We use cookies to improve your experience. By using BondbloX, you agree to our use of cookies.

Vedanta Resources Limited’s (VRL) was upgraded by a notch to Ba3 from B1 by Moody’s. The rating agency also upgraded the senior unsecured bonds issued by its subsidiary Vedanta Resources Finance II Plc to Ba3 from B2. The upgrade is driven by meaningful improvements in VRL’s earnings and cash flows, underpinned by higher production volumes, deeper vertical integration in aluminium, and supportive commodity prices. Moody’s expects the group to generate ~$7bn in annual EBITDA with a gross debt-to-EBITDA ratio of ~2.5x over the next two years.
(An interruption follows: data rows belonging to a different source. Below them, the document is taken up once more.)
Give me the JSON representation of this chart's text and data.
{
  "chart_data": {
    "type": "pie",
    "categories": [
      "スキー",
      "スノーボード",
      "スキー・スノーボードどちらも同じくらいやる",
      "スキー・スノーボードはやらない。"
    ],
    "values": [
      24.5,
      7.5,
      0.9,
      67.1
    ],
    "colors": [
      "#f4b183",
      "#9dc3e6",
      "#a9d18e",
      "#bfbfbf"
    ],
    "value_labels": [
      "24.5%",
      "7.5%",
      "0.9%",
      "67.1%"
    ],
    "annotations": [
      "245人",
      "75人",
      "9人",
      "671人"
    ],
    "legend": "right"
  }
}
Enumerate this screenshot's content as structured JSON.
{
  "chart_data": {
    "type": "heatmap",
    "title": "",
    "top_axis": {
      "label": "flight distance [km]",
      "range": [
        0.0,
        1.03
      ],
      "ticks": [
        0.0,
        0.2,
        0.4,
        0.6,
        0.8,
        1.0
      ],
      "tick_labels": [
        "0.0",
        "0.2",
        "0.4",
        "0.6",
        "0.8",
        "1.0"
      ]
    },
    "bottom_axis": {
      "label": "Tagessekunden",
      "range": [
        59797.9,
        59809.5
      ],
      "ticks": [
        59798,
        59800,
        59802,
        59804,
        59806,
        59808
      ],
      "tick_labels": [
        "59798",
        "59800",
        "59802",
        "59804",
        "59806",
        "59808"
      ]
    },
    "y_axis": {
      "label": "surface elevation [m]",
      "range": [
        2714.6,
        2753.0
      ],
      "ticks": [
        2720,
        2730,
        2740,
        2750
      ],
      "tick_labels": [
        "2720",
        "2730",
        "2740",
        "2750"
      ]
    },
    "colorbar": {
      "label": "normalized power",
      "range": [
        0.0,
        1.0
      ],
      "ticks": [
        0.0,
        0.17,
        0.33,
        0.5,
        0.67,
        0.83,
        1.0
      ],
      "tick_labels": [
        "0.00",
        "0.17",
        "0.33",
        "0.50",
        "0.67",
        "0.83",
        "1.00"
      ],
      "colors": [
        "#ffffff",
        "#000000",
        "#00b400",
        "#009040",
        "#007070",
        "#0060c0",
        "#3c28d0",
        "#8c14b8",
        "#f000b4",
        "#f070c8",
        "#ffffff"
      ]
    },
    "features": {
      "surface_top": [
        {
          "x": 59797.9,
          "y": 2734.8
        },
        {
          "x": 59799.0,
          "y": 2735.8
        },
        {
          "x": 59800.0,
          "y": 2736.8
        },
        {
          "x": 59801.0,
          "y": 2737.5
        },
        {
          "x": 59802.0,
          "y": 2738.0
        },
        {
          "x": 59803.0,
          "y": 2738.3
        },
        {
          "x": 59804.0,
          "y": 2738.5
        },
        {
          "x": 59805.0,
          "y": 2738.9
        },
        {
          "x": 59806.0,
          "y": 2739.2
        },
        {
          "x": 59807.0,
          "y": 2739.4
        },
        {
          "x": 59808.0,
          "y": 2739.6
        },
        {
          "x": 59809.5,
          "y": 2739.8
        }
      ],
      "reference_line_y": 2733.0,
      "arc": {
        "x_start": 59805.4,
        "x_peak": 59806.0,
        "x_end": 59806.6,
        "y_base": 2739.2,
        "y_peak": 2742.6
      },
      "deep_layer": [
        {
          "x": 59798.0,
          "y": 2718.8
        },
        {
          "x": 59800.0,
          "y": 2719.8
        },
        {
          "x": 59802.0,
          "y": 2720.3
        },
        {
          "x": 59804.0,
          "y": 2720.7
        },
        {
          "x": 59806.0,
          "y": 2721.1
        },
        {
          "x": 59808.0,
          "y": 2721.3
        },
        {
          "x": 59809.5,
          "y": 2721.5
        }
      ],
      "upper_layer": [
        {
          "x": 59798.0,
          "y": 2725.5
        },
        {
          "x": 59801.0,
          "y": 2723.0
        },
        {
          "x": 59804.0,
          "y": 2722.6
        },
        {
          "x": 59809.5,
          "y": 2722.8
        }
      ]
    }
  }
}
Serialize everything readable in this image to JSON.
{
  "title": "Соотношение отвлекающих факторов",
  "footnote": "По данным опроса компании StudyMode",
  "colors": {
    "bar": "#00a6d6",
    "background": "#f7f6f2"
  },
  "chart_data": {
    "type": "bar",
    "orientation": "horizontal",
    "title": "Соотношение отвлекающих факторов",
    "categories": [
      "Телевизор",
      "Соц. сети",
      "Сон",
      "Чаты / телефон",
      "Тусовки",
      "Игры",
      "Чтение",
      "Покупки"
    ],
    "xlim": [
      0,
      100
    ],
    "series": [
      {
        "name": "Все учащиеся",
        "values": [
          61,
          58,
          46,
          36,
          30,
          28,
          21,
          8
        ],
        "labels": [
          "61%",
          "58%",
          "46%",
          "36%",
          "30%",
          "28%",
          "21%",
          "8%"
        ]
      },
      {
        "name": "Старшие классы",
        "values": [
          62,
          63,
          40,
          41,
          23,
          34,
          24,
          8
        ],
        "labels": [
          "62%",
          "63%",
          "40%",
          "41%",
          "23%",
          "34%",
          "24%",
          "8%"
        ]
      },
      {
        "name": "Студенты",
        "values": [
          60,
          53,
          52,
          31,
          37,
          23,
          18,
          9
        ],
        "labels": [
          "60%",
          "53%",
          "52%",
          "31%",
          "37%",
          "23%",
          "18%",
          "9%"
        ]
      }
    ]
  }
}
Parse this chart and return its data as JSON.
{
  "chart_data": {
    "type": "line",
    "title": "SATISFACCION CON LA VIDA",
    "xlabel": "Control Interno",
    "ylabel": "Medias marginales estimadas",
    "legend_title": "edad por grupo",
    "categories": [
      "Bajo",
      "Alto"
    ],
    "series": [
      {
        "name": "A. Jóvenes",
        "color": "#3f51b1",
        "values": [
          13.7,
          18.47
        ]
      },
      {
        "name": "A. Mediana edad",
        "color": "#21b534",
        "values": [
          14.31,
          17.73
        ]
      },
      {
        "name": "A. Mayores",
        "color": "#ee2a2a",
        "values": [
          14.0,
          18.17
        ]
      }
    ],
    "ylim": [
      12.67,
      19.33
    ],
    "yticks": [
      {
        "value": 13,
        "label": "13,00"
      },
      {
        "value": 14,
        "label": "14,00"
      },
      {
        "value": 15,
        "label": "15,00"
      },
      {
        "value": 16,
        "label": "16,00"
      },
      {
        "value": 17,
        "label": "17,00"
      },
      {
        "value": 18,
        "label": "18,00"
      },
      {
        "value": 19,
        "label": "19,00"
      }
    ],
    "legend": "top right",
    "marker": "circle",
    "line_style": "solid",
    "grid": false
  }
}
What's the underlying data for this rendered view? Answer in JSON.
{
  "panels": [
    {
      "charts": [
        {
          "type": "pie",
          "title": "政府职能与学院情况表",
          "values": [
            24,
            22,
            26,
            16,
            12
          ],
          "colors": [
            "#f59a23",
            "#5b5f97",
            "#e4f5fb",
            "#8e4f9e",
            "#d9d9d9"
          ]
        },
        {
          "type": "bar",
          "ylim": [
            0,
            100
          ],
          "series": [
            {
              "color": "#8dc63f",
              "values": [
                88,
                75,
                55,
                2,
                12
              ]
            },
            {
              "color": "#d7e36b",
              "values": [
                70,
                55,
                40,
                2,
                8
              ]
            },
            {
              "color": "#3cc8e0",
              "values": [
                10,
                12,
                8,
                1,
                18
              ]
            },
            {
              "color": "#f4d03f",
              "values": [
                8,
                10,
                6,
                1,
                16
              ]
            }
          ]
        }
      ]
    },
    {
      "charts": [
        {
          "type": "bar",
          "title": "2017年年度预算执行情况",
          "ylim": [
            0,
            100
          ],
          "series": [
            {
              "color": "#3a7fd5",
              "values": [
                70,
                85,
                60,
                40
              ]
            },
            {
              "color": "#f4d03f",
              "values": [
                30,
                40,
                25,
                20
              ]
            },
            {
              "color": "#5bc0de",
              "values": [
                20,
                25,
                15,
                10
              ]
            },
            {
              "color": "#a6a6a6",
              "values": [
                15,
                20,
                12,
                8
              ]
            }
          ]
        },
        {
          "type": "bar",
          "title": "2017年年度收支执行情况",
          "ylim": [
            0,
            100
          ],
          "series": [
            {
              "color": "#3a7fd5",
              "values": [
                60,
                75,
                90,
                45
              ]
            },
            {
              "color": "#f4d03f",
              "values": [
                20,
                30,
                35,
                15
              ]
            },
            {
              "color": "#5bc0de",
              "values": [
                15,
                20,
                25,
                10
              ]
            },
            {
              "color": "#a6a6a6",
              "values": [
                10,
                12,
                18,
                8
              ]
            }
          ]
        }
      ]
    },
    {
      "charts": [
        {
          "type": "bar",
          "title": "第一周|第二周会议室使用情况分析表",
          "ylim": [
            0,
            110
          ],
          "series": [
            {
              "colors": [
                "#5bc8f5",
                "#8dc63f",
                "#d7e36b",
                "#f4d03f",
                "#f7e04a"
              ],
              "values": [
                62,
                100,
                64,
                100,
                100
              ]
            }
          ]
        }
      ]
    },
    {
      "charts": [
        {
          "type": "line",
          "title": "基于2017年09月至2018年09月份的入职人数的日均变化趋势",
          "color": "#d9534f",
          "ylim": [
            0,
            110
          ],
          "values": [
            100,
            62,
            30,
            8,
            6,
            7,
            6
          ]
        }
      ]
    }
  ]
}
A key driver of the upgrade is VRL’s significantly strengthened liquidity position, achieved through proactive refinancing and disciplined liability management. The group now holds over $2bn in available multi-year committed credit facilities, and the holding company has no bond maturities until $300mn is due on its 10.25% 2028s. VRL’s debt substantially decreased to $5.2bn as of March 2026, down from $9.1bn in March 2022, and consolidated gross debt is expected to decline further to $15.5bn by FY2028. The group’s demerger, effective 1 May 2026, has also resulted in a more streamlined organisational structure, with the holding company holding direct ownership of all operating subsidiaries except Hindustan Zinc Limited, enabling a more diversified stream of dividend inflows that cover holding company interest expense by more than 2x. Operationally, the aluminium segment is expected to see meaningful cost improvements.
Vedanta’s dollar bonds traded stable. Its 11.25% 2031s were at 109.9, yielding 7.85%.